O próprio Miguel Ángel Guerra também o conheceu, que em 1978 foi seu companheiro de equipe na Minardi e, em diálogo com esse meio, conta como era Elio: “Quando chego à Europa e fiz minha estréia na Fórmula 2 Europeia, tive que ser companheiro de equipe e dividimos um quarto. Ele era um garoto introvertido, que falava pouco, mas era uma pessoa excelente”, diz o ex-piloto de F1, campeão múltiplo de monoposto na Argentina e que conquistou o título do TC 2000 em 1989. “Ele era um piloto muito bom e nós compartilhamos várias corridas, ele com o motor Dino Ferrari V6 e eu com o BMW. Ele tinha um pré-contrato para correr com a Ferrari, e seria o primeiro italiano, após o acidente fatal de Ignacio Giunti, a entrar em um dos carros de Enzo Ferrari, que não queria italianos em sua equipe por causa das críticas que recebeu pela morte de Giunti. A chance de Elio foi interrompida porque ele teve uma discussão com um engenheiro da Ferrari. Então eu peguei o motor Ferrari para o F2 ″. Então Guerra veio se encontrar com a Ferrari para pedir-lhe uma chance.

De Angelis no dia em que testou o Ferrari 312 T3 em Fiorano (https://www.eliodeangelis.info/)

Naquele ano, Elio também correu na Fórmula Aurora, que era uma categoria inglesa com carros de F1 em desuso, na qual o argentino Ricardo Zunino venceu, que também alcançou o Máxima. Além disso, Elio venceu o Grande Prêmio de Fórmula 3 de Mônaco e a equipe Shadow F1 fez um teste em setembro. Seus recordes foram bons e ele ganhou um lugar como piloto titular em 1979.

O grande circo

Ele fez sua estreia na F1 na Argentina e foi o sétimo em um carro não competitivo. Durante a temporada, ele mostrou sua condição e coragem, embora às vezes ele tivesse excessos como na Bélgica, onde ele levou o Alfa Romeo de seu compatriota, Bruno Giacomelli. Mas os donos da equipe viram seu potencial, incluindo Colin Chapman, dono da Lotus, que em 1980 teve que procurar um substituto para Carlos Reutemann, nada menos, que rescindiu seu contrato e passou para a Williams.

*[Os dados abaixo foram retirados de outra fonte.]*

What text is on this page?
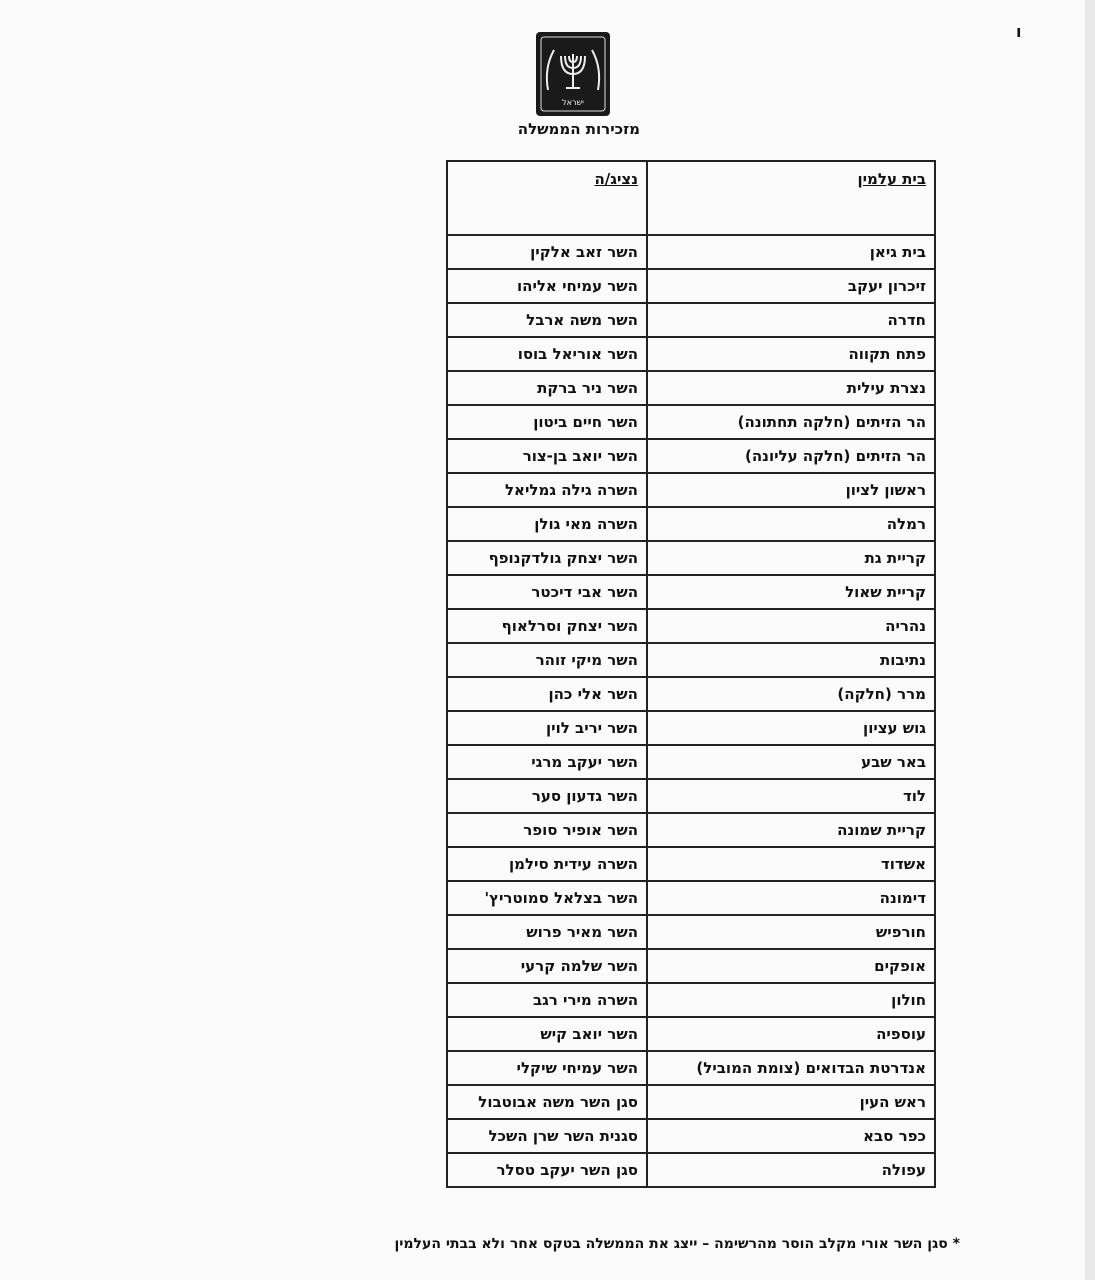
ו
ישראל
מזכירות הממשלה
בית עלמין	נציג/ה
בית גיאן	השר זאב אלקין
זיכרון יעקב	השר עמיחי אליהו
חדרה	השר משה ארבל
פתח תקווה	השר אוריאל בוסו
נצרת עילית	השר ניר ברקת
הר הזיתים (חלקה תחתונה)	השר חיים ביטון
הר הזיתים (חלקה עליונה)	השר יואב בן-צור
ראשון לציון	השרה גילה גמליאל
רמלה	השרה מאי גולן
קריית גת	השר יצחק גולדקנופף
קריית שאול	השר אבי דיכטר
נהריה	השר יצחק וסרלאוף
נתיבות	השר מיקי זוהר
מרר (חלקה)	השר אלי כהן
גוש עציון	השר יריב לוין
באר שבע	השר יעקב מרגי
לוד	השר גדעון סער
קריית שמונה	השר אופיר סופר
אשדוד	השרה עידית סילמן
דימונה	השר בצלאל סמוטריץ'
חורפיש	השר מאיר פרוש
אופקים	השר שלמה קרעי
חולון	השרה מירי רגב
עוספיה	השר יואב קיש
אנדרטת הבדואים (צומת המוביל)	השר עמיחי שיקלי
ראש העין	סגן השר משה אבוטבול
כפר סבא	סגנית השר שרן השכל
עפולה	סגן השר יעקב טסלר
* סגן השר אורי מקלב הוסר מהרשימה – ייצג את הממשלה בטקס אחר ולא בבתי העלמין
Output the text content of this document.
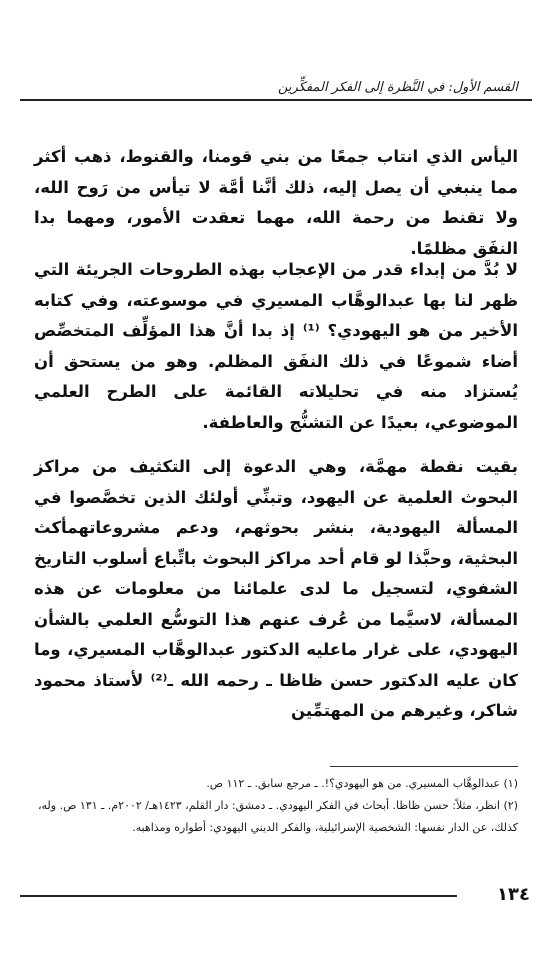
القسم الأول: في النَّظرة إلى الفكر المفكِّرين

اليأس الذي انتاب جمعًا من بني قومنا، والقنوط، ذهب أكثر مما ينبغي أن يصل إليه، ذلك أنَّنا أمَّة لا تيأس من رَوح الله، ولا تقنط من رحمة الله، مهما تعقدت الأمور، ومهما بدا النفَق مظلمًا.

لا بُدَّ من إبداء قدر من الإعجاب بهذه الطروحات الجريئة التي ظهر لنا بها عبدالوهَّاب المسيري في موسوعته، وفي كتابه الأخير من هو اليهودي؟ ⁽¹⁾ إذ بدا أنَّ هذا المؤلِّف المتخصِّص أضاء شموعًا في ذلك النفَق المظلم. وهو من يستحق أن يُستزاد منه في تحليلاته القائمة على الطرح العلمي الموضوعي، بعيدًا عن التشنُّج والعاطفة.

بقيت نقطة مهمَّة، وهي الدعوة إلى التكثيف من مراكز البحوث العلمية عن اليهود، وتبنِّي أولئك الذين تخصَّصوا في المسألة اليهودية، بنشر بحوثهم، ودعم مشروعاتهمأكث البحثية، وحبَّذا لو قام أحد مراكز البحوث باتِّباع أسلوب التاريخ الشفوي، لتسجيل ما لدى علمائنا من معلومات عن هذه المسألة، لاسيَّما من عُرف عنهم هذا التوسُّع العلمي بالشأن اليهودي، على غرار ماعليه الدكتور عبدالوهَّاب المسيري، وما كان عليه الدكتور حسن ظاظا ـ رحمه الله ـ⁽²⁾ لأستاذ محمود شاكر، وغيرهم من المهتمِّين

(١) عبدالوهَّاب المسيري. من هو اليهودي؟!. ـ مرجع سابق. ـ ١١٢ ص.

(٢) انظر، مثلاً: حسن ظاظا. أبحاث في الفكر اليهودي. ـ دمشق: دار القلم، ١٤٢٣هـ/ ٢٠٠٢م. ـ ١٣١ ص. وله، كذلك، عن الدار نفسها: الشخصية الإسرائيلية، والفكر الديني اليهودي: أطواره ومذاهبه.

١٣٤
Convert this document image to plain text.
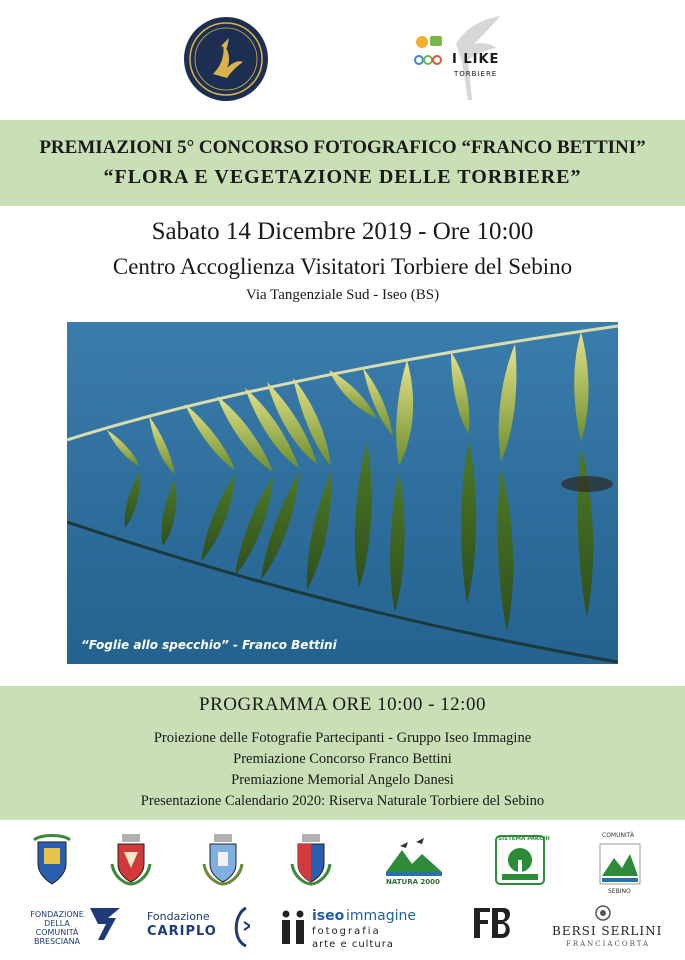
I LIKE
TORBIERE
PREMIAZIONI 5° CONCORSO FOTOGRAFICO “FRANCO BETTINI”
“FLORA E VEGETAZIONE DELLE TORBIERE”
Sabato 14 Dicembre 2019 - Ore 10:00
Centro Accoglienza Visitatori Torbiere del Sebino
Via Tangenziale Sud - Iseo (BS)
“Foglie allo specchio” - Franco Bettini
PROGRAMMA ORE 10:00 - 12:00
Proiezione delle Fotografie Partecipanti - Gruppo Iseo Immagine
Premiazione Concorso Franco Bettini
Premiazione Memorial Angelo Danesi
Presentazione Calendario 2020: Riserva Naturale Torbiere del Sebino
NATURA 2000
SISTEMA PARCHI	COMUNITÀ
SEBINO
FONDAZIONE DELLA COMUNITÀ BRESCIANA
Fondazione
CARIPLO
iseo immagine
fotografia
arte e cultura
BERSI SERLINI
FRANCIACORTA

No Brasil ele foi o segundo, mas poderia ter sido o vencedor mais jovem da história, já que naquela época ele tinha 21 anos com um carro que não era top de linha, como o Lotus 81. A entrada de Nigel Mansell elevou a fasquia, mas nos dois primeiros anos o italiano foi melhor que o inglês e nessa segunda temporada juntos, em 1982, Elio conquistou sua primeira vitória na F1 na Áustria e com uma definição agonizante por apenas 0,5 segundo contra Keke Rosberg (Williams), em uma das finais mais apertadas na história. “Rosberg ficou em segundo lugar e foi para o lado interno. Achei que tinha que fazer a todo custo: bloqueei de todas as formas, não podia acontecer”, reconheceu em um bate-papo com a Autosrint. Esse triunfo acabou com a seca de quatro anos para a equipe de Colin Chapman, seu proprietário histórico e o revolucionário designer de carros.

Em janeiro daquele ano, no período que antecedeu a corrida sul-africana, a única greve dos pilotos do Maxima foi realizada liderada por Didier Pironi e Niki Lauda, exigindo maiores liberdades para negociar contratos e poder testemunhar na mídia. Na medida da força, os corredores se amotinaram em um hotel, dormiam em colchões em um lounge e, para passar o tempo, De Angelis tocava piano para seus colegas.

Naquela época, ele também era conhecido pelo apelido de “O Príncipe Negro” porque pertencia a uma família rica e porque, até então, exceto em 1980, ele sempre dirigia carros dessa cor. A entrada dos motores turbo da Renault não trouxe bons resultados para a Lotus em 1983, mas em 1984 o carro respondeu e foi o melhor dos demais atrás da McLaren que com Niki Lauda e Alain Prost definiu o campeonato. Elio ficou em terceiro e superou os pilotos da Ferrari, Williams e Brabham. No ano seguinte, ele repetiu a vitória, em Imola, casa do GP de San Marino, mas foi após a exclusão de Prost. Nessa temporada teve como parceiro Ayrton Senna, que conquistou duas vitórias e o italiano foi para Brabham porque entendeu que o brasileiro recebia mais atenção da equipe.

Sua morte mudou a história

Em 1986 ele passou a dirigir o Brabham BT 55 de um design radical com uma seção transversal muito baixa, o trabalho do gênio de Gordon Murray. Esse carro foi o embrião do McLaren MP4/4, o carro de maior sucesso da história (N. do R: 15 vitórias em 16 em 1988 no início do Prost x Senna). Depois de Mônaco, em 14 de maio, a equipe fez um teste particular de pneus no Autódromo Paul Ricard, na França, onde perderam suas vidas. “Eu o conheci em Monte Carlo na manhã de domingo ao longo do porto e nós nos consolamos por sua falta de qualificação e a dos meus dois pilotos na corrida. Foi a última vez que conversamos e Elio me disse 'na terça-feira vou a Paul Ricard tentar Brabham em vez de Riccardo Patrese, que gentilmente me deixou seu assento para ver se eu cabia neste carro'. Infelizmente, na terça-feira, uma falha técnica foi fatal para Elio”, diz Minardi.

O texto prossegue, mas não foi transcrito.